You could avoid using NIntegrate altogether, by finding the integral
exactly.
Do the substitution Sin[t]^2 = x, and then it reduces to
Integrate[
HypergeometricU[a, b, R/x] (2 Sqrt[x] Sqrt[1 - x]), {x, 0, 1},
Assumptions -> R > 0 && a > 1 && b > 1]
which gives a complicated expansion of hypergeometric functions that
disguises
res[a_,b_,R_] := Sqrt[Pi]/(Gamma[a] Gamma[a + 1 - b])
MeijerG[{{1 - a}, {3}}, {{3/2, 0, 1 - b}, {}}, R]
This result is correct under your assumptions (a>=1, b>=1 and R>0)
provided
a+1-b is not a non-negative integer. The answer admits the limit at
this point.
Let b = a + n + 1. Then
Table[HypergeometricU[a, a + n + 1, R/x] ==
Sum[Binomial[n, n - k] Pochhammer[a, k] (x/R)^(k + a), {k, 0,
n}], {n, 0, 5}] // Simplify[#, x > 0 && R > 0] &
Using this definition
Integrate[
HypergeometricU[a, a+n+1, R/x] (2 Sqrt[x] Sqrt[1 - x]), {x, 0, 1},
Assumptions -> R > 0 && a > 1 && n > 0] ==
(Sqrt[Pi]*(1/R)^a*Gamma[3/2 + a]*
HypergeometricPFQ[{a, 3/2 + a, -n}, {3 + a}, -(1/R)])/Gamma[3 + a]
Indeed:
In[141]:= Sum[
Binomial[n, n - k]*Pochhammer[a, k]*
Integrate[(x/R)^(a + k)*2*Sqrt[x]*Sqrt[1 - x], {x, 0, 1},
Assumptions -> a >= 1 && k > 0], {k, 0, n}]

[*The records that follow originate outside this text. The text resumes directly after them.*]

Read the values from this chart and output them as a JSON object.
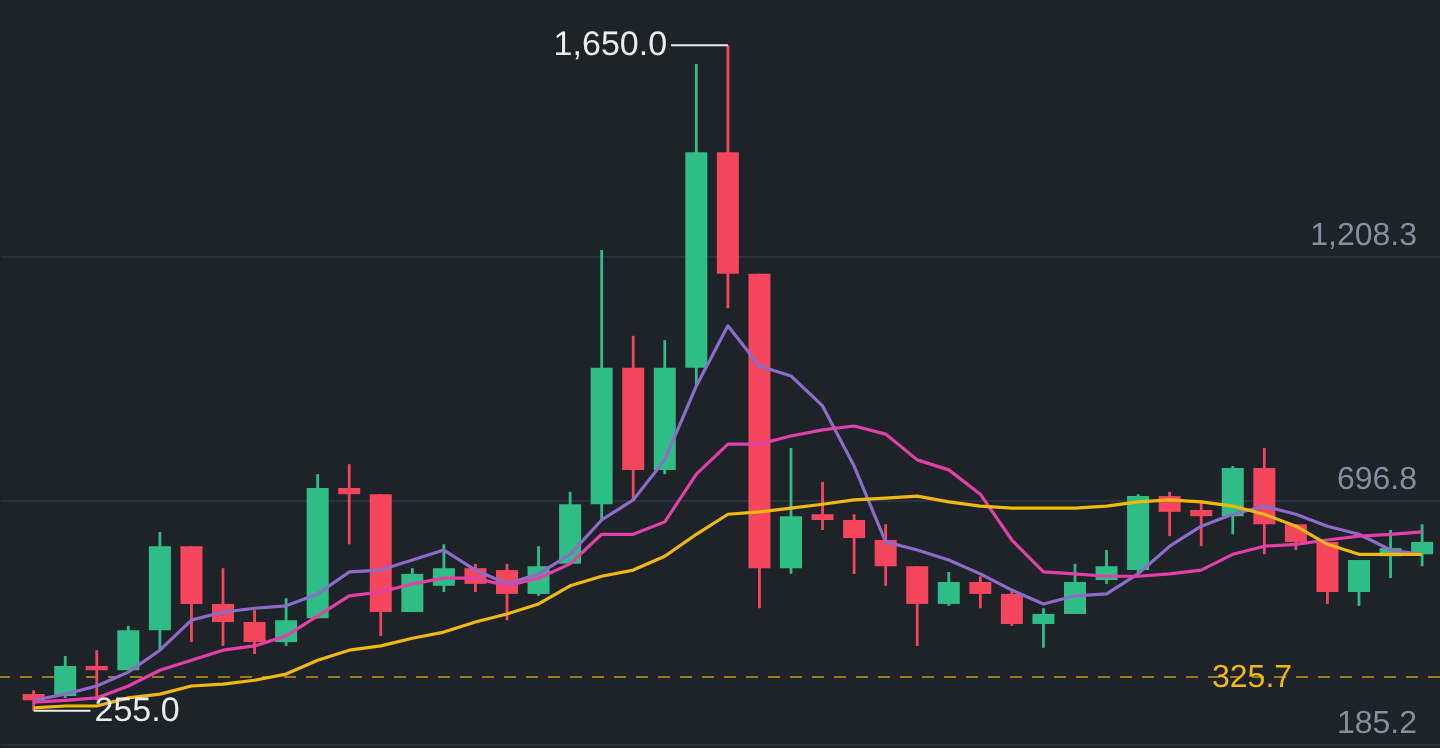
{
  "chart_data": {
    "type": "candlestick",
    "categories": [
      null,
      null,
      null,
      null,
      null,
      null,
      null,
      null,
      null,
      null,
      null,
      null,
      null,
      null,
      null,
      null,
      null,
      null,
      null,
      null,
      null,
      null,
      null,
      null,
      null,
      null,
      null,
      null,
      null,
      null,
      null,
      null,
      null,
      null,
      null,
      null,
      null,
      null,
      null,
      null,
      null,
      null,
      null,
      null,
      null
    ],
    "ohlc": [
      [
        290,
        298,
        255,
        277
      ],
      [
        286,
        370,
        282,
        349
      ],
      [
        349,
        382,
        277,
        340
      ],
      [
        340,
        433,
        340,
        424
      ],
      [
        424,
        630,
        382,
        600
      ],
      [
        600,
        600,
        399,
        479
      ],
      [
        479,
        554,
        391,
        441
      ],
      [
        441,
        466,
        374,
        399
      ],
      [
        399,
        491,
        391,
        445
      ],
      [
        449,
        751,
        449,
        722
      ],
      [
        722,
        772,
        604,
        709
      ],
      [
        709,
        709,
        412,
        462
      ],
      [
        462,
        554,
        462,
        542
      ],
      [
        517,
        604,
        504,
        554
      ],
      [
        554,
        563,
        504,
        521
      ],
      [
        550,
        563,
        445,
        500
      ],
      [
        500,
        600,
        496,
        558
      ],
      [
        563,
        714,
        563,
        688
      ],
      [
        688,
        1221,
        655,
        974
      ],
      [
        974,
        1041,
        697,
        760
      ],
      [
        760,
        1032,
        751,
        974
      ],
      [
        974,
        1611,
        936,
        1426
      ],
      [
        1426,
        1650,
        1099,
        1171
      ],
      [
        1171,
        1171,
        470,
        554
      ],
      [
        554,
        806,
        542,
        663
      ],
      [
        667,
        735,
        634,
        655
      ],
      [
        655,
        667,
        542,
        617
      ],
      [
        613,
        646,
        517,
        558
      ],
      [
        558,
        558,
        391,
        479
      ],
      [
        479,
        546,
        475,
        525
      ],
      [
        525,
        537,
        470,
        500
      ],
      [
        500,
        508,
        433,
        437
      ],
      [
        437,
        470,
        387,
        458
      ],
      [
        458,
        563,
        458,
        525
      ],
      [
        529,
        592,
        521,
        558
      ],
      [
        550,
        709,
        542,
        705
      ],
      [
        705,
        714,
        621,
        672
      ],
      [
        676,
        697,
        600,
        663
      ],
      [
        663,
        768,
        625,
        764
      ],
      [
        764,
        806,
        583,
        646
      ],
      [
        646,
        646,
        592,
        609
      ],
      [
        609,
        609,
        479,
        504
      ],
      [
        504,
        571,
        475,
        571
      ],
      [
        579,
        634,
        533,
        596
      ],
      [
        583,
        646,
        558,
        609
      ]
    ],
    "colors": [
      "#f6465d",
      "#2ebd85",
      "#f6465d",
      "#2ebd85",
      "#2ebd85",
      "#f6465d",
      "#f6465d",
      "#f6465d",
      "#2ebd85",
      "#2ebd85",
      "#f6465d",
      "#f6465d",
      "#2ebd85",
      "#2ebd85",
      "#f6465d",
      "#f6465d",
      "#2ebd85",
      "#2ebd85",
      "#2ebd85",
      "#f6465d",
      "#2ebd85",
      "#2ebd85",
      "#f6465d",
      "#f6465d",
      "#2ebd85",
      "#f6465d",
      "#f6465d",
      "#f6465d",
      "#f6465d",
      "#2ebd85",
      "#f6465d",
      "#f6465d",
      "#2ebd85",
      "#2ebd85",
      "#2ebd85",
      "#2ebd85",
      "#f6465d",
      "#f6465d",
      "#2ebd85",
      "#f6465d",
      "#f6465d",
      "#f6465d",
      "#2ebd85",
      "#2ebd85",
      "#2ebd85"
    ],
    "series": [
      {
        "type": "line",
        "color": "#8c6cc8",
        "values": [
          277,
          290,
          307,
          336,
          382,
          445,
          462,
          470,
          475,
          500,
          546,
          550,
          571,
          592,
          550,
          521,
          542,
          583,
          655,
          697,
          781,
          936,
          1062,
          978,
          957,
          894,
          768,
          609,
          592,
          571,
          542,
          508,
          479,
          496,
          500,
          542,
          600,
          642,
          667,
          684,
          667,
          642,
          625,
          592,
          583
        ]
      },
      {
        "type": "line",
        "color": "#e040a8",
        "values": [
          273,
          277,
          282,
          307,
          340,
          361,
          382,
          391,
          412,
          454,
          496,
          504,
          521,
          533,
          533,
          517,
          533,
          563,
          625,
          625,
          651,
          751,
          814,
          814,
          831,
          844,
          852,
          835,
          781,
          760,
          709,
          613,
          546,
          542,
          537,
          537,
          542,
          550,
          583,
          600,
          604,
          613,
          621,
          625,
          630
        ]
      },
      {
        "type": "line",
        "color": "#f0b90b",
        "values": [
          261,
          265,
          265,
          282,
          290,
          307,
          311,
          319,
          332,
          361,
          382,
          391,
          407,
          420,
          441,
          458,
          479,
          517,
          537,
          550,
          579,
          625,
          667,
          672,
          680,
          688,
          697,
          701,
          705,
          693,
          684,
          680,
          680,
          680,
          684,
          693,
          697,
          693,
          684,
          667,
          642,
          604,
          583,
          583,
          583
        ]
      }
    ],
    "ylim": [
      177,
      1745
    ],
    "yticks": [
      {
        "value": 185.2,
        "label": "185.2"
      },
      {
        "value": 696.8,
        "label": "696.8"
      },
      {
        "value": 1208.3,
        "label": "1,208.3"
      }
    ],
    "tick_labels": "y",
    "grid": "y",
    "marker": "none",
    "line_style": "solid",
    "annotations": [
      "1,650.0",
      "255.0"
    ],
    "ref_lines": [
      {
        "axis": "y",
        "value": 325.7,
        "label": "325.7",
        "color": "#f0b90b",
        "line_style": "dashed"
      }
    ]
  }
}
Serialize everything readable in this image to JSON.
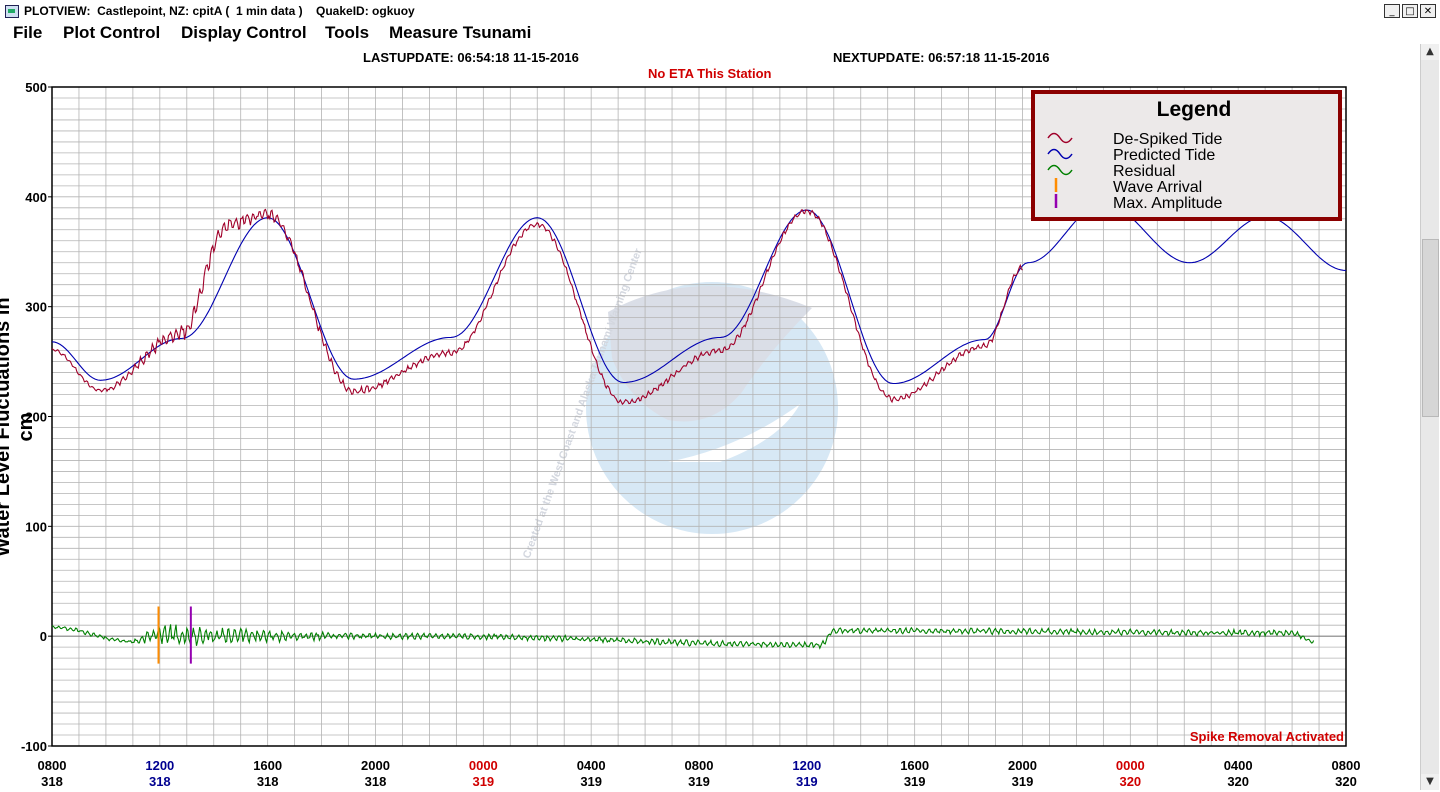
{
  "window": {
    "title": "PLOTVIEW:  Castlepoint, NZ: cpitA (  1 min data )    QuakeID: ogkuoy",
    "minimize": "_",
    "maximize": "□",
    "close": "✕"
  },
  "menu": [
    "File",
    "Plot Control",
    "Display Control",
    "Tools",
    "Measure Tsunami"
  ],
  "header": {
    "last_update": "LASTUPDATE: 06:54:18 11-15-2016",
    "next_update": "NEXTUPDATE: 06:57:18 11-15-2016",
    "eta": "No ETA This Station"
  },
  "footer_note": "Spike Removal Activated",
  "watermark": "Created at the West Coast and Alaska Tsunami Warning Center",
  "colors": {
    "despiked": "#a0002a",
    "predicted": "#0000b0",
    "residual": "#008000",
    "wave_arrival": "#ff8c00",
    "max_amplitude": "#9400b0",
    "header_red": "#d00000",
    "tick_blue": "#000090"
  },
  "scrollbar": {
    "up_icon": "▲",
    "down_icon": "▼"
  },
  "chart_data": {
    "type": "line",
    "ylabel": "Water Level Fluctuations in cm",
    "ylim": [
      -100,
      500
    ],
    "yticks": [
      500,
      400,
      300,
      200,
      100,
      0,
      -100
    ],
    "grid": true,
    "legend_position": "top-right",
    "legend": {
      "title": "Legend",
      "items": [
        {
          "label": "De-Spiked Tide",
          "symbol": "wave",
          "color": "#a0002a"
        },
        {
          "label": "Predicted Tide",
          "symbol": "wave",
          "color": "#0000b0"
        },
        {
          "label": "Residual",
          "symbol": "wave",
          "color": "#008000"
        },
        {
          "label": "Wave Arrival",
          "symbol": "bar",
          "color": "#ff8c00"
        },
        {
          "label": "Max. Amplitude",
          "symbol": "bar",
          "color": "#9400b0"
        }
      ]
    },
    "xaxis": {
      "range_hours": [
        0,
        48
      ],
      "tick_every_hours": 4,
      "ticks": [
        {
          "time": "0800",
          "day": "318",
          "color": "#000000"
        },
        {
          "time": "1200",
          "day": "318",
          "color": "#000090"
        },
        {
          "time": "1600",
          "day": "318",
          "color": "#000000"
        },
        {
          "time": "2000",
          "day": "318",
          "color": "#000000"
        },
        {
          "time": "0000",
          "day": "319",
          "color": "#d00000"
        },
        {
          "time": "0400",
          "day": "319",
          "color": "#000000"
        },
        {
          "time": "0800",
          "day": "319",
          "color": "#000000"
        },
        {
          "time": "1200",
          "day": "319",
          "color": "#000090"
        },
        {
          "time": "1600",
          "day": "319",
          "color": "#000000"
        },
        {
          "time": "2000",
          "day": "319",
          "color": "#000000"
        },
        {
          "time": "0000",
          "day": "320",
          "color": "#d00000"
        },
        {
          "time": "0400",
          "day": "320",
          "color": "#000000"
        },
        {
          "time": "0800",
          "day": "320",
          "color": "#000000"
        }
      ]
    },
    "series": [
      {
        "name": "Predicted Tide",
        "color": "#0000b0",
        "x_hours": [
          0,
          1.8,
          4.8,
          8.0,
          11.2,
          14.8,
          18.0,
          21.2,
          24.8,
          28.0,
          31.2,
          34.6,
          36.2,
          39.0,
          42.2,
          45.0,
          48.0
        ],
        "values": [
          268,
          233,
          271,
          381,
          234,
          272,
          381,
          231,
          272,
          388,
          230,
          270,
          340,
          394,
          340,
          382,
          333
        ]
      },
      {
        "name": "De-Spiked Tide",
        "color": "#a0002a",
        "x_hours": [
          0,
          1.8,
          4.8,
          6.5,
          8.0,
          11.2,
          14.8,
          18.0,
          21.2,
          24.8,
          28.0,
          31.2,
          34.6,
          36.0
        ],
        "values": [
          261,
          224,
          276,
          375,
          384,
          223,
          258,
          375,
          213,
          260,
          387,
          216,
          264,
          336
        ],
        "noise": [
          2,
          2,
          8,
          10,
          6,
          4,
          3,
          3,
          3,
          3,
          3,
          3,
          3,
          3
        ]
      },
      {
        "name": "Residual",
        "color": "#008000",
        "x_hours": [
          0,
          3.0,
          3.9,
          5.0,
          6.5,
          10.8,
          14.0,
          28.5,
          29.0,
          46.0,
          46.8
        ],
        "values": [
          8,
          -5,
          2,
          0,
          0,
          0,
          0,
          -8,
          5,
          3,
          -5
        ],
        "noise": [
          2,
          2,
          10,
          12,
          8,
          3,
          3,
          3,
          3,
          3,
          2
        ]
      }
    ],
    "markers": [
      {
        "name": "Wave Arrival",
        "x_hours": 3.95,
        "y_min": -25,
        "y_max": 27,
        "color": "#ff8c00"
      },
      {
        "name": "Max. Amplitude",
        "x_hours": 5.15,
        "y_min": -25,
        "y_max": 27,
        "color": "#9400b0"
      }
    ]
  }
}
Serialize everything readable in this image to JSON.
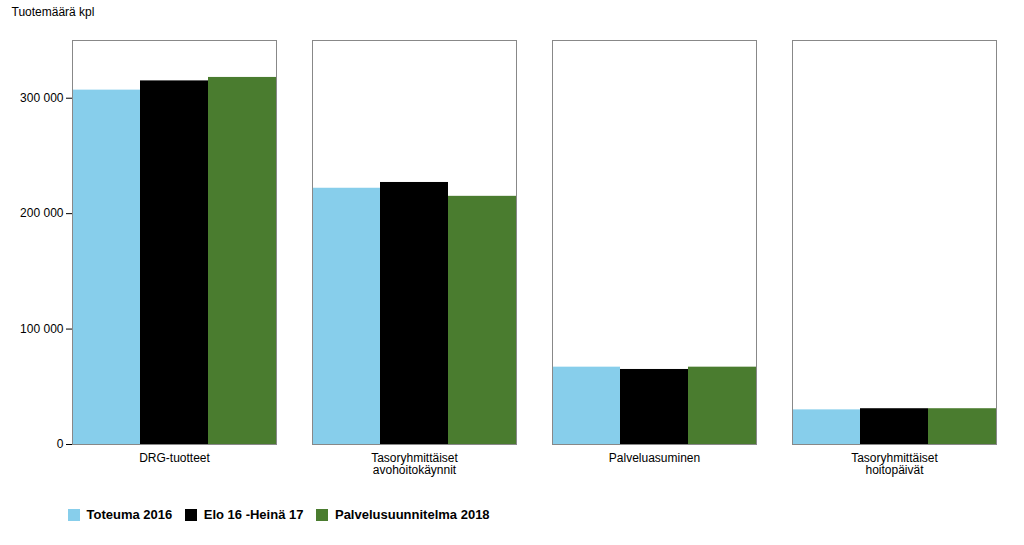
{
  "chart_data": {
    "type": "bar",
    "categories": [
      "DRG-tuotteet",
      "Tasoryhmittäiset\navohoitokäynnit",
      "Palveluasuminen",
      "Tasoryhmittäiset\nhoitopäivät"
    ],
    "series": [
      {
        "name": "Toteuma 2016",
        "color": "#87CEEB",
        "values": [
          307000,
          222000,
          67000,
          30000
        ]
      },
      {
        "name": "Elo 16 -Heinä 17",
        "color": "#000000",
        "values": [
          315000,
          227000,
          65000,
          31000
        ]
      },
      {
        "name": "Palvelusuunnitelma 2018",
        "color": "#4a7c2f",
        "values": [
          318000,
          215000,
          67000,
          31000
        ]
      }
    ],
    "ylabel": "Tuotemäärä kpl",
    "ylim": [
      0,
      350000
    ],
    "yticks": [
      0,
      {
        "value": 100000,
        "label": "100 000"
      },
      {
        "value": 200000,
        "label": "200 000"
      },
      {
        "value": 300000,
        "label": "300 000"
      }
    ],
    "grid": false,
    "legend": "lower left"
  }
}
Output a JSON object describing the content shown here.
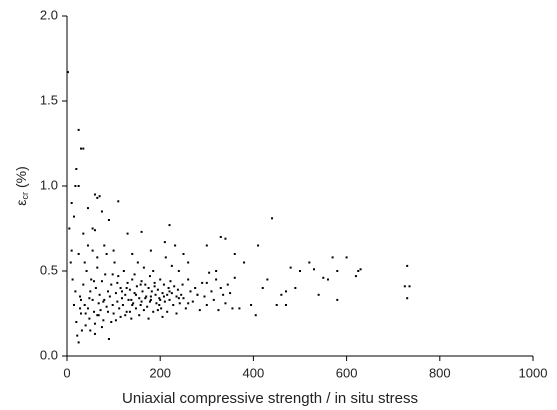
{
  "chart_data": {
    "type": "scatter",
    "xlabel": "Uniaxial compressive strength / in situ stress",
    "ylabel": [
      "ε",
      "cr",
      "(%)"
    ],
    "color": "#000000",
    "xlim": [
      0,
      1000
    ],
    "xticks": [
      0,
      200,
      400,
      600,
      800,
      1000
    ],
    "ylim": [
      0,
      2
    ],
    "yticks": [
      {
        "value": 0,
        "label": "0.0"
      },
      {
        "value": 0.5,
        "label": "0.5"
      },
      {
        "value": 1,
        "label": "1.0"
      },
      {
        "value": 1.5,
        "label": "1.5"
      },
      {
        "value": 2,
        "label": "2.0"
      }
    ],
    "x": [
      2,
      25,
      30,
      35,
      20,
      18,
      25,
      60,
      65,
      70,
      110,
      75,
      45,
      90,
      15,
      5,
      55,
      60,
      130,
      160,
      220,
      440,
      330,
      340,
      410,
      300,
      380,
      360,
      570,
      600,
      630,
      625,
      580,
      520,
      530,
      730,
      725,
      735,
      730,
      480,
      490,
      470,
      500,
      550,
      560,
      540,
      580,
      620,
      450,
      430,
      420,
      405,
      395,
      370,
      460,
      470,
      10,
      8,
      12,
      15,
      20,
      22,
      25,
      28,
      30,
      32,
      35,
      38,
      40,
      42,
      45,
      48,
      50,
      52,
      55,
      58,
      60,
      62,
      65,
      68,
      70,
      72,
      75,
      78,
      80,
      82,
      85,
      88,
      90,
      92,
      95,
      98,
      100,
      102,
      105,
      108,
      110,
      112,
      115,
      118,
      120,
      122,
      125,
      128,
      130,
      132,
      135,
      138,
      140,
      142,
      145,
      148,
      150,
      152,
      155,
      158,
      160,
      162,
      165,
      168,
      170,
      172,
      175,
      178,
      180,
      182,
      185,
      188,
      190,
      192,
      195,
      198,
      200,
      202,
      205,
      208,
      210,
      212,
      215,
      218,
      220,
      222,
      225,
      228,
      230,
      232,
      235,
      238,
      240,
      242,
      245,
      248,
      250,
      255,
      260,
      265,
      270,
      275,
      280,
      285,
      290,
      295,
      300,
      305,
      310,
      315,
      320,
      325,
      330,
      335,
      340,
      345,
      350,
      355,
      360,
      25,
      30,
      40,
      50,
      55,
      60,
      65,
      75,
      85,
      95,
      105,
      115,
      125,
      135,
      145,
      155,
      165,
      175,
      185,
      195,
      205,
      215,
      225,
      235,
      250,
      18,
      28,
      38,
      48,
      58,
      68,
      78,
      88,
      98,
      108,
      118,
      128,
      138,
      148,
      158,
      168,
      178,
      188,
      198,
      208,
      10,
      35,
      45,
      65,
      80,
      100,
      140,
      180,
      210,
      260,
      140,
      160,
      180,
      200,
      220,
      240,
      260,
      280,
      300,
      320
    ],
    "values": [
      1.67,
      1.33,
      1.22,
      1.22,
      1.1,
      1.0,
      1.0,
      0.95,
      0.93,
      0.94,
      0.91,
      0.85,
      0.87,
      0.8,
      0.82,
      0.75,
      0.75,
      0.74,
      0.72,
      0.73,
      0.77,
      0.81,
      0.7,
      0.69,
      0.65,
      0.65,
      0.55,
      0.6,
      0.58,
      0.58,
      0.51,
      0.5,
      0.5,
      0.55,
      0.51,
      0.53,
      0.41,
      0.41,
      0.34,
      0.52,
      0.4,
      0.38,
      0.5,
      0.46,
      0.45,
      0.36,
      0.33,
      0.47,
      0.3,
      0.45,
      0.4,
      0.24,
      0.3,
      0.28,
      0.36,
      0.3,
      0.9,
      0.55,
      0.45,
      0.3,
      0.2,
      0.12,
      0.08,
      0.35,
      0.25,
      0.15,
      0.42,
      0.3,
      0.18,
      0.5,
      0.28,
      0.22,
      0.38,
      0.45,
      0.33,
      0.26,
      0.19,
      0.4,
      0.52,
      0.31,
      0.36,
      0.27,
      0.44,
      0.21,
      0.33,
      0.48,
      0.29,
      0.38,
      0.1,
      0.35,
      0.42,
      0.3,
      0.25,
      0.55,
      0.37,
      0.32,
      0.47,
      0.28,
      0.4,
      0.34,
      0.3,
      0.5,
      0.36,
      0.26,
      0.43,
      0.33,
      0.39,
      0.22,
      0.45,
      0.31,
      0.37,
      0.28,
      0.41,
      0.55,
      0.34,
      0.3,
      0.44,
      0.38,
      0.27,
      0.42,
      0.35,
      0.29,
      0.4,
      0.47,
      0.33,
      0.38,
      0.26,
      0.43,
      0.36,
      0.31,
      0.39,
      0.34,
      0.45,
      0.28,
      0.37,
      0.42,
      0.32,
      0.58,
      0.36,
      0.4,
      0.33,
      0.44,
      0.37,
      0.3,
      0.41,
      0.65,
      0.35,
      0.39,
      0.5,
      0.31,
      0.36,
      0.42,
      0.34,
      0.28,
      0.45,
      0.38,
      0.32,
      0.4,
      0.36,
      0.27,
      0.43,
      0.35,
      0.3,
      0.49,
      0.38,
      0.33,
      0.45,
      0.27,
      0.4,
      0.36,
      0.31,
      0.42,
      0.37,
      0.28,
      0.46,
      0.6,
      0.33,
      0.25,
      0.15,
      0.62,
      0.13,
      0.24,
      0.17,
      0.6,
      0.2,
      0.21,
      0.23,
      0.24,
      0.26,
      0.48,
      0.24,
      0.52,
      0.22,
      0.5,
      0.27,
      0.23,
      0.26,
      0.53,
      0.25,
      0.6,
      0.38,
      0.28,
      0.55,
      0.34,
      0.44,
      0.24,
      0.32,
      0.26,
      0.48,
      0.43,
      0.38,
      0.4,
      0.33,
      0.36,
      0.42,
      0.34,
      0.32,
      0.41,
      0.3,
      0.35,
      0.62,
      0.72,
      0.65,
      0.58,
      0.65,
      0.62,
      0.6,
      0.62,
      0.67,
      0.55,
      0.3,
      0.32,
      0.35,
      0.33,
      0.38,
      0.34,
      0.31,
      0.36,
      0.43,
      0.5
    ]
  }
}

Out[141]= (Sqrt[Pi]*(1/R)^a*Gamma[3/2 + a]*
HypergeometricPFQ[{a, 3/2 + a, -n}, {3 + a}, -(1/R)])/Gamma[3 + a]
Hope this helps,
Oleksandr Pavlyk
Special Functions Developer
Wolfram Research Inc
>
> \!\(NIntegrate::"singd" \(\(:\)\(\ \)\) "NIntegrate's singularity
> handling
> has failed at point \
> \!\({x}\)=\!\({8.145014137541`5.15492657977389*^-15}\) for the
> specified \
> precision goal. Try using larger values for any of $MaxExtraPrecision
> or the \
> options WorkingPrecision, or SingularityDepth and MaxRecursion"\)
>
> Even though I change the working precisio,SingularityDepth and
> MaxRecursion it is not helping me much. Please advice me how to solve
> this problem.
>
> Subodha